Initially, the company planned to provide its product as a service to drug companies’ hungry R&D departments. “Our original vision was to run a biopharmaceutical discovery service. It would’ve been straightforward and we wouldn’t have had to raise big money,” says CEO Frank Craig.
However, the issue Craig had with this model was the lack of scalability. “It can take 12 months to sell one contract,” he says.
It would have taken years and cost about £40 million to build our own factory, but we were able to leverage external partnerships and get the product to market fast.
Frank Craig, Sphere Fluidics
When tech partnered with manufacturing
The real growth potential was in manufacturing and selling the product’s units. “We couldn’t sell 200 services a year, but we could sell 200 machines.” says Craig.
Craig then convinced the company’s board to fund research into how receptive the market would be to purchasing units. The results came back very positive, so soon they embarked on a plan to start manufacturing the high-value machines.
However, he knew they would need help from technology and manufacturing partners.
“We partnered with various external system design companies, software companies, and manufacturers that were best in their field in the UK and Europe,” says Craig.
“It would have taken years and cost about £40m to build our own factory, but we were able to leverage external partnerships and get the product to market fast,” he says.
Partners in growth
Building partnerships is the secret to the company’s scaling. “Partnerships allowed us to scale. Sure, there were some stresses like partners don’t always give you what they promise, but if we did everything internally, we’d have had too many limitations,” says Craig.
The company approached investment in much the same way, finding the right investment partners.

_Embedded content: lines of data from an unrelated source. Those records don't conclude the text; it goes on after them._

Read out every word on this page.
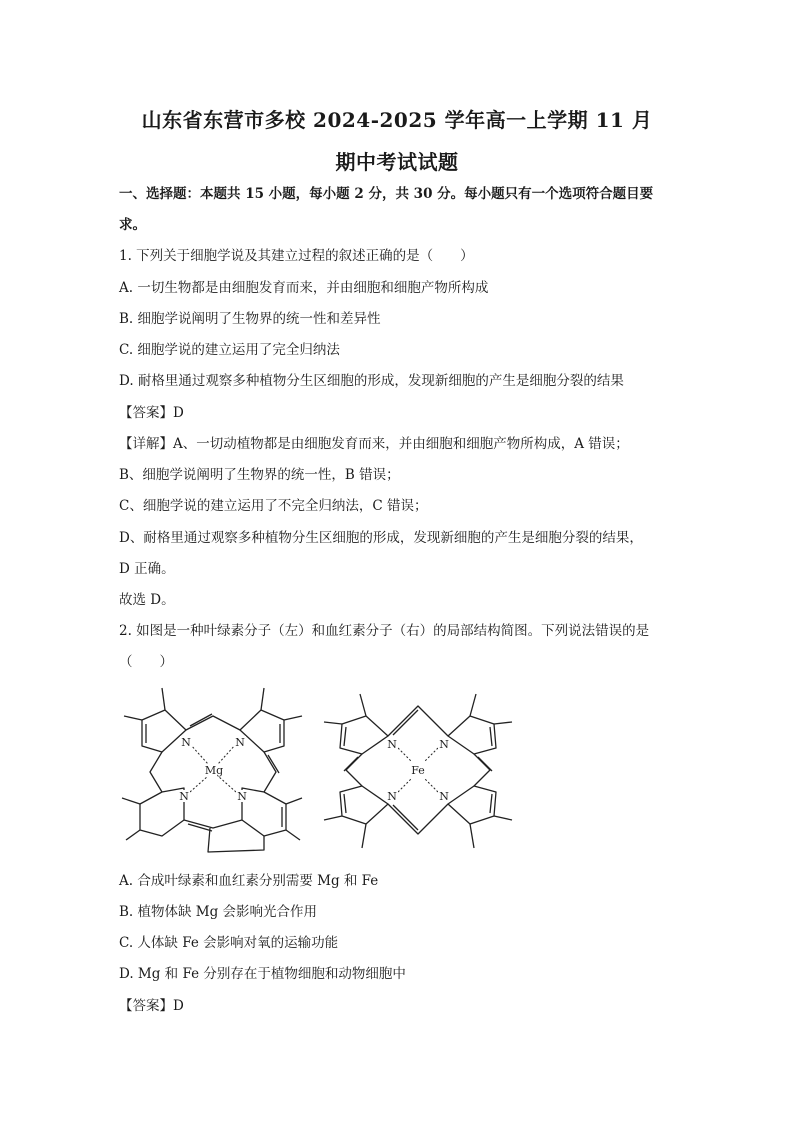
山东省东营市多校 2024-2025 学年高一上学期 11 月
期中考试试题
一、选择题：本题共 15 小题，每小题 2 分，共 30 分。每小题只有一个选项符合题目要
求。
1. 下列关于细胞学说及其建立过程的叙述正确的是（　　）
A. 一切生物都是由细胞发育而来，并由细胞和细胞产物所构成
B. 细胞学说阐明了生物界的统一性和差异性
C. 细胞学说的建立运用了完全归纳法
D. 耐格里通过观察多种植物分生区细胞的形成，发现新细胞的产生是细胞分裂的结果
【答案】D
【详解】A、一切动植物都是由细胞发育而来，并由细胞和细胞产物所构成，A 错误；
B、细胞学说阐明了生物界的统一性，B 错误；
C、细胞学说的建立运用了不完全归纳法，C 错误；
D、耐格里通过观察多种植物分生区细胞的形成，发现新细胞的产生是细胞分裂的结果，
D 正确。
故选 D。
2. 如图是一种叶绿素分子（左）和血红素分子（右）的局部结构简图。下列说法错误的是
（　　）
N	N
N	N
Mg
N	N
N	N
Fe
A. 合成叶绿素和血红素分别需要 Mg 和 Fe
B. 植物体缺 Mg 会影响光合作用
C. 人体缺 Fe 会影响对氧的运输功能
D. Mg 和 Fe 分别存在于植物细胞和动物细胞中
【答案】D
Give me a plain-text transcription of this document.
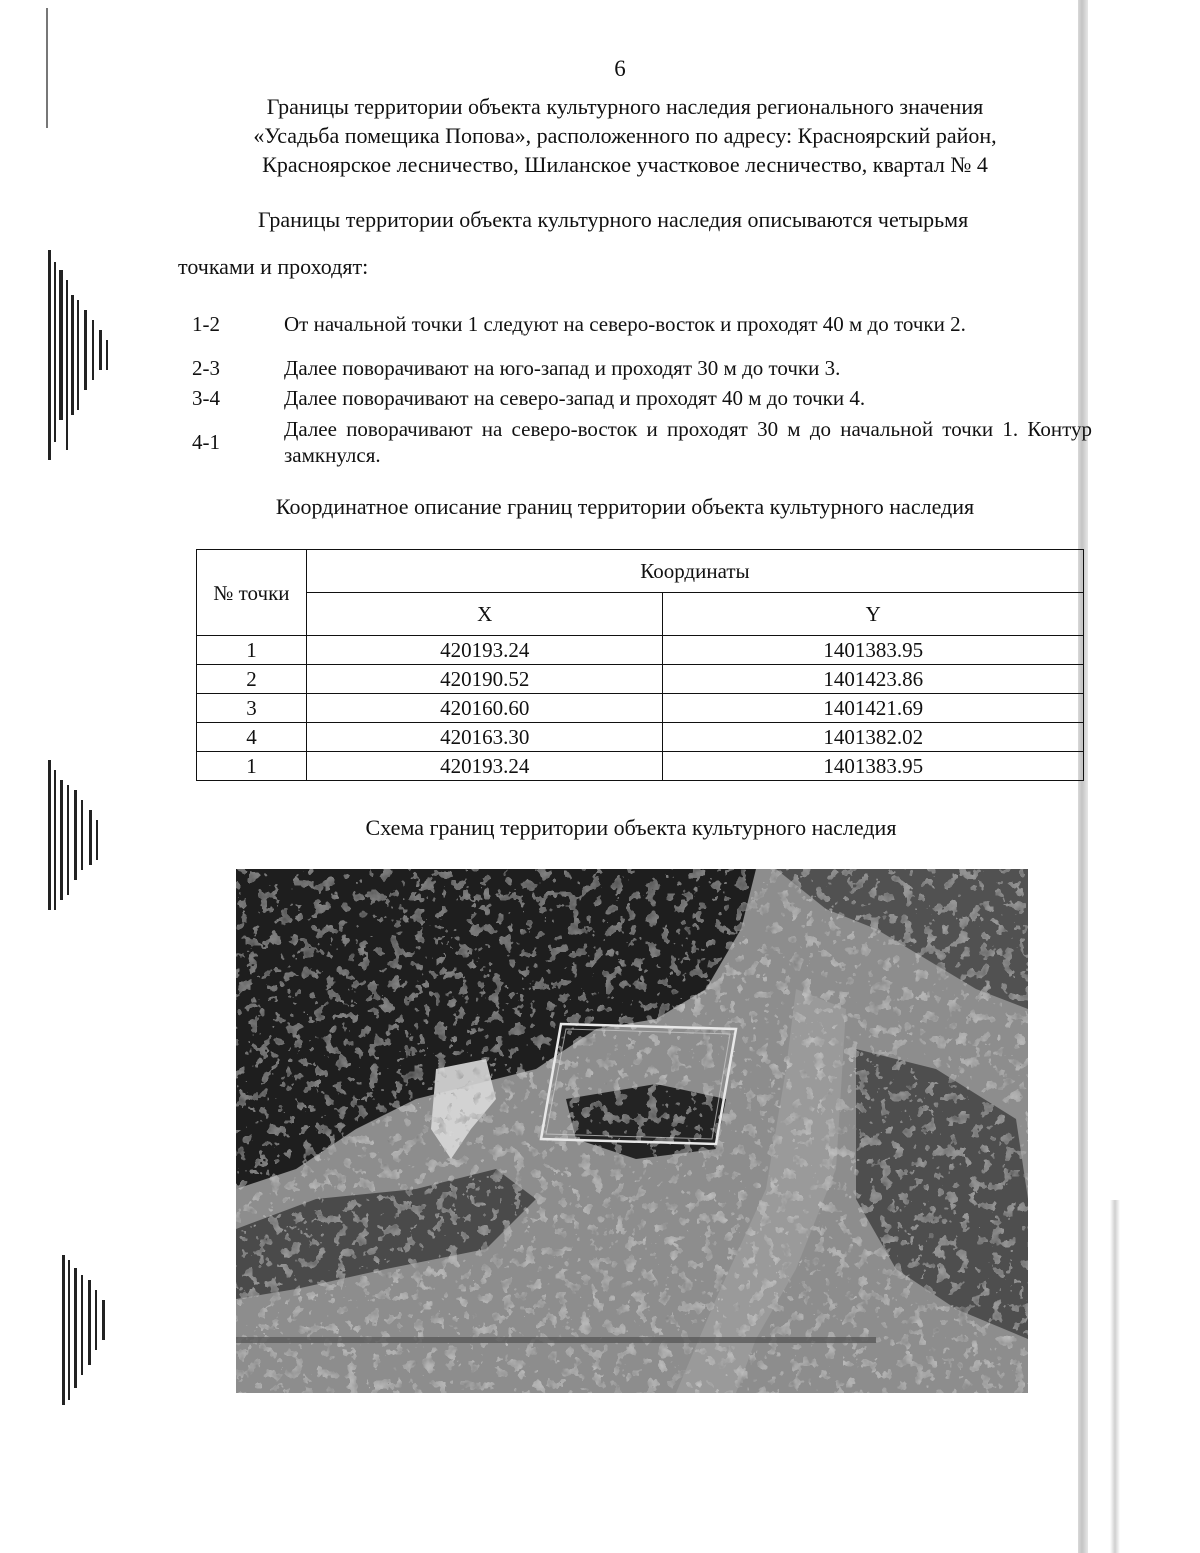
6
Границы территории объекта культурного наследия регионального значения
«Усадьба помещика Попова», расположенного по адресу: Красноярский район,
Красноярское лесничество, Шиланское участковое лесничество, квартал № 4
Границы территории объекта культурного наследия описываются четырьмя
точками и проходят:
1-2	От начальной точки 1 следуют на северо-восток и проходят 40 м до точки 2.
2-3	Далее поворачивают на юго-запад и проходят 30 м до точки 3.
3-4	Далее поворачивают на северо-запад и проходят 40 м до точки 4.
4-1	Далее поворачивают на северо-восток и проходят 30 м до начальной точки 1. Контур замкнулся.
Координатное описание границ территории объекта культурного наследия
№ точки	Координаты	
	X	Y
1	420193.24	1401383.95
2	420190.52	1401423.86
3	420160.60	1401421.69
4	420163.30	1401382.02
1	420193.24	1401383.95
Схема границ территории объекта культурного наследия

It has secured £11m in equity funding, a £2m convertible loan and about £3.1m of grants.
“We’ve been lucky to be able to pick some really good grant partners,” says Craig. Glaxosmithkline, Horizon Discovery, UCB and Imperial College London have been particularly supportive, he says.
Looking to the future
To date the company has sold its product in the EU, Asia and the US. And its ambition is to sell to more than 500 customers all over the world. Each unit costs $450,000.
Craig’s strategic pivot into sales and manufacturing has paid off, with the company’s income expected to grow by around 300% this year.
With a planned turnover of £6m this financial year, the company is looking to invest in rolling out a second flagship product, a desktop genome-editing machine. It will cost “around £10m” to build, but Craig believes there is a global market worth several hundred million pounds.
Right now the company is looking for investment to support the rollout of this new product. Craig has his sights abroad: “It would be strategically beneficial to source investment from the US for the next round as we’re always thinking internationally.”